Считайте, полвека прошло со светлого времени нашего знакомства. Это случилось, хорошо помню, летом 1967-го. Заблаговременно был сформирован педагогический коллектив пионерского лагеря «Солнечный» московского Института «Гидропроект». Здесь я работал инженером, а на лето партком и комитет комсомола поручили мне «пост» старшего вожатого. Михаил Александрович был принят в коллектив музыкальным руководителем.
Через 2-3 года после этого «лагерного сезона» наши пути разошлись. Не по нашей инициативе, и не по нашей вине. Разошлись, как в море корабли. И связь между нами заглохла напрочь.
Телефоны и адреса поменялись, затерялись за суетой изменчивой жизни. Даже обидно: как будто и знакомства вовсе не было, будто бесследно оно утекло в песок… Однако глубинный отпечаток, который не увидеть, а только – почувствовать, остался. Остался крепкими корнями в памяти. В памяти, которая после многих десятилетий молчания не отпускает воспоминаний об этом знакомстве. Это – на хрупкой грани забвения, переходящего в бесконечность... Значит, было и есть за что их держать и чем дорожить.
Это – раньше, в те годы, можно было обратиться в любое справочное бюро за 20 копеек, указать фамилию, имя, отчество и примерный возраст человека, и в течение нескольких минут узнать адрес и восстановить утерянную связь.

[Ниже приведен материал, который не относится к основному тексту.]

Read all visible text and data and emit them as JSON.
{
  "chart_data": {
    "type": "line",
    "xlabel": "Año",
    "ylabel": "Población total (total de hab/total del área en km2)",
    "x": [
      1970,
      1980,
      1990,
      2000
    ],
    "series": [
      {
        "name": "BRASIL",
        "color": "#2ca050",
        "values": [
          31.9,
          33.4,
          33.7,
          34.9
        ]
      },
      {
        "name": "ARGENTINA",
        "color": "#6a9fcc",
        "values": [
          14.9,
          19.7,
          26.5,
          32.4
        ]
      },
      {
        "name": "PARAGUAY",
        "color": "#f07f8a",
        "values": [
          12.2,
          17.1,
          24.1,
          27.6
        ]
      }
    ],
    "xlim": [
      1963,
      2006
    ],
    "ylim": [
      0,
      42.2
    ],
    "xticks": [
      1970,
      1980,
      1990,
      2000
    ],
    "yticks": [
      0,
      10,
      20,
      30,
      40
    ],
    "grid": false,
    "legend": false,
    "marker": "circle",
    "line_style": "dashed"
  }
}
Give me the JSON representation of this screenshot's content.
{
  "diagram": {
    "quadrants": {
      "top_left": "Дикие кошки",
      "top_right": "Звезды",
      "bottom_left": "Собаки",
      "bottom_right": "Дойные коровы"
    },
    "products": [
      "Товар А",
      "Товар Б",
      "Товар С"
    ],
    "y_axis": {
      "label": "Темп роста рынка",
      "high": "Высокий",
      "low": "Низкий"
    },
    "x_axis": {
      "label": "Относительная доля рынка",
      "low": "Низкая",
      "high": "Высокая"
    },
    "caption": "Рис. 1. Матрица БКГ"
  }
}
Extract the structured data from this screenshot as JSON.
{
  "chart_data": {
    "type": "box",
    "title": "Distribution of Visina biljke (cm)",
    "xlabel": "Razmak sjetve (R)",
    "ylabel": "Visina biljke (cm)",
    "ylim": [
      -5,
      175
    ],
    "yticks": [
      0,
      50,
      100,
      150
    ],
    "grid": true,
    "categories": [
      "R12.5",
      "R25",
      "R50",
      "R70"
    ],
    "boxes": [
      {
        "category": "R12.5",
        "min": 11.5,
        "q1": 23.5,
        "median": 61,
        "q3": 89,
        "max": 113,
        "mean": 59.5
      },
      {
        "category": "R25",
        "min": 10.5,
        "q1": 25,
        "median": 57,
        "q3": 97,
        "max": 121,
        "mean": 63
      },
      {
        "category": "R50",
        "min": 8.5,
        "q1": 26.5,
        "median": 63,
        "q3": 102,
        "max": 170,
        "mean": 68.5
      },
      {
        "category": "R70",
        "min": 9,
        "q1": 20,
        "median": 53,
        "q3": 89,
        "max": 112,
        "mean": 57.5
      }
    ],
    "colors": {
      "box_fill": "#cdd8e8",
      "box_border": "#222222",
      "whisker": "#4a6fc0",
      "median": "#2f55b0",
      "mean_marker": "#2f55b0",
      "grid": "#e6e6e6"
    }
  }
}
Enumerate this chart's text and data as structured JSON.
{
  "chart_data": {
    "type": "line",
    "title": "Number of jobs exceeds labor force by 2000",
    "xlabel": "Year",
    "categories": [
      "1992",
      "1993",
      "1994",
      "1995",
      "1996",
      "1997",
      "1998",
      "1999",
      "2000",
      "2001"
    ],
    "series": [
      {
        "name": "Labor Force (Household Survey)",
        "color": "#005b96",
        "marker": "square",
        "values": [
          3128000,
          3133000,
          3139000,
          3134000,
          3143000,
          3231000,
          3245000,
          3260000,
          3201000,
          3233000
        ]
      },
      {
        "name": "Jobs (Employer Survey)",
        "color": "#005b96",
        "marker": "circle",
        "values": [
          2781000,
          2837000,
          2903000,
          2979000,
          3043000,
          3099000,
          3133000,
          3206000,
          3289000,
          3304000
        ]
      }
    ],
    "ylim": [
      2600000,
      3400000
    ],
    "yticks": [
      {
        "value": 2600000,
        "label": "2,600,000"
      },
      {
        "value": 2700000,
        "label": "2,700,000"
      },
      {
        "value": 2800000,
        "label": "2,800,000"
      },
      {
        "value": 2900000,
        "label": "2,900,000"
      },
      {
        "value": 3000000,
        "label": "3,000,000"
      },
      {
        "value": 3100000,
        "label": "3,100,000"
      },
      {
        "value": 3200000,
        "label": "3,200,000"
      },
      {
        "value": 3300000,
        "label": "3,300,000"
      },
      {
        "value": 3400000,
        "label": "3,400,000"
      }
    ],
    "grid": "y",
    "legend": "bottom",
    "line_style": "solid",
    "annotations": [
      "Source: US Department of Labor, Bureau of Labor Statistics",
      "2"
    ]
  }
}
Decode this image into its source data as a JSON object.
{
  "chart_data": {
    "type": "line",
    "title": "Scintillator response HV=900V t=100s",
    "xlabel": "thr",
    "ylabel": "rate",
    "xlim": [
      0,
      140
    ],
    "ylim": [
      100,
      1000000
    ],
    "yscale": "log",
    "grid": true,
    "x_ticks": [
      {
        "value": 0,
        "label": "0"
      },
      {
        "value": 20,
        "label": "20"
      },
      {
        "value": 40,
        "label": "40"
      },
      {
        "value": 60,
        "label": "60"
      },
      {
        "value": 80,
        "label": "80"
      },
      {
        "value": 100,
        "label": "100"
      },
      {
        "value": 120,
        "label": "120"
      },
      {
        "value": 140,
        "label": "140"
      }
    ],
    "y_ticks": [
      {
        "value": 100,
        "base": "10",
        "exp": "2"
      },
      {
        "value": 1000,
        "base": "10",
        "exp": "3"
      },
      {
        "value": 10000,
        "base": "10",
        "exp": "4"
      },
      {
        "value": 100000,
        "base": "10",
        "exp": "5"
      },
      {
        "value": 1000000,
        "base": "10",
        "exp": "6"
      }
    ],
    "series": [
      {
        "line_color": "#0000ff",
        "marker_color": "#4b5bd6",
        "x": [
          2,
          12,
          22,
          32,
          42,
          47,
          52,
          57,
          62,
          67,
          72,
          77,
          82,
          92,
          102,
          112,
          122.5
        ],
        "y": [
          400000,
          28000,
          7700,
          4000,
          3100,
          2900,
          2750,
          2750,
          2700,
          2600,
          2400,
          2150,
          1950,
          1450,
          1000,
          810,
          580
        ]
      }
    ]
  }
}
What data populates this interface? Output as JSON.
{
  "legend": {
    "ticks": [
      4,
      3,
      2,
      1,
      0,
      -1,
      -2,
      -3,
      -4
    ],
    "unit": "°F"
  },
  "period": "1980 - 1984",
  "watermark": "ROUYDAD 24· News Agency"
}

Но обстановка в стране стала меняться в худшую сторону: вместо «Верной дорогой идёте, товарищи!» всё громче и громче стали раздаваться истерические выкрики «Да не в ту сторону, сумасшедшие!». А где она, сторона «правильная» –слепые поводыри сами не ведали…
Тёмной тучей на растерявшихся людей наползала атмосфера всеобщего недоверия и разрозненности, начали давать беспардонные всходы наглых притязаний Бог весть из каких щелей выползающих «халявщиков», громко заявивших своё право обогащаться за чужой счёт. Бодро разрекламированная Перестройка, которую, видимо, правильнее было бы понимать, как перекройку огромной страны (по-живому и без анестезии), вдруг стала подразумеваться как бы в кавычках, а затем – выворачиваться наизнанку; стало понятно, – действительно в другую, нелицеприятную, сторону. И – вопреки ожиданиям. И – без обезболивания… Совесть людская, как бы «скукожилась», всплакнула в «тряпочку» и заглохла до будущих времён реанимации, которые и сегодня-то разве уже наступили?
 А мы всё ждём рассвета, ждём-с!
Интернета тогда у нас не было. Куда направить запрос, кого спросить? Все справочные бюро с их «игрушечными» уютными будочками «корова языком слизала» из городского пейзажа…
А когда пришёл Интернет, мои поиски долгое время оставались безрезультатными: то ли информация о Михаиле Александровиче ещё была не выложена, то ли сам «поисковик» – никудышный. В общем, последние 3-4 года я совсем потерял надежду, хотя в голове неусыпно крутилось два вопроса: первый – не может быть, чтобы память о нём, – живущем или ушедшем, не знаю, – завяла начисто, и второй: за все переживания и поиски должен же быть «взыскующий» вознаграждён!? Да пусть же он («взыскующий») «обрящет», в конце концов! Тем более, что самому «взыскателю» нынешней весной уже стукнуло 77…! А кого ищу, – на 9 лет старше! В последний, думаю, раз наберу фамилию, имя-отчество, может, всезнающий Интернет и ответит?
Фамилия – чисто русская, имя-отчество – тоже. Правда, таких в России, – тысячи… Но композитор, музыкант и поэт – один: Михаил Александрович Чистов.
И мне ответил Интернет, Слава Богу! И – открылся…

2.

Читаю статью Марины Михайловны Андриевской о её отце Михаиле Александровиче Чистове, который, – что для меня стало прискорбной новостью, – в 2013 году, закончив жизнь земную, перешёл в Вечность.
Конечно, несказанно жаль, что (в кои-то «многочисленные» годы!) не удалось нам после конца шестидесятых встретиться и поговорить. Но пусть простится мне: пусть будет печаль моя легка!
Ведь что такое «поговорить»? Как утверждали древние – «verba volant, scripta manent». И я уточняю эту фразу по-своему: «сказанное (а именно и только – устная речь) улетучивается, а написанное – остаётся!» Поэтому и пишу. Память о Михаиле Александровиче останется живой до тех пор, пока мы, живые, будем помнить о нём! И пока в музыкальной литературе остаются его ноты, его записи… Заслуженная и долгая-долгая перспектива его жизни!
– А ему-то что? – спросит кто-то…
– То есть, как это – что? Он остался среди нас. Он смотрит на нас. Слушает нас (что; говорим, поём, сочиняем). И не обязательно быть экстрасенсом, чтобы это почувствовать. Достаточно вспомнить слова из его песни…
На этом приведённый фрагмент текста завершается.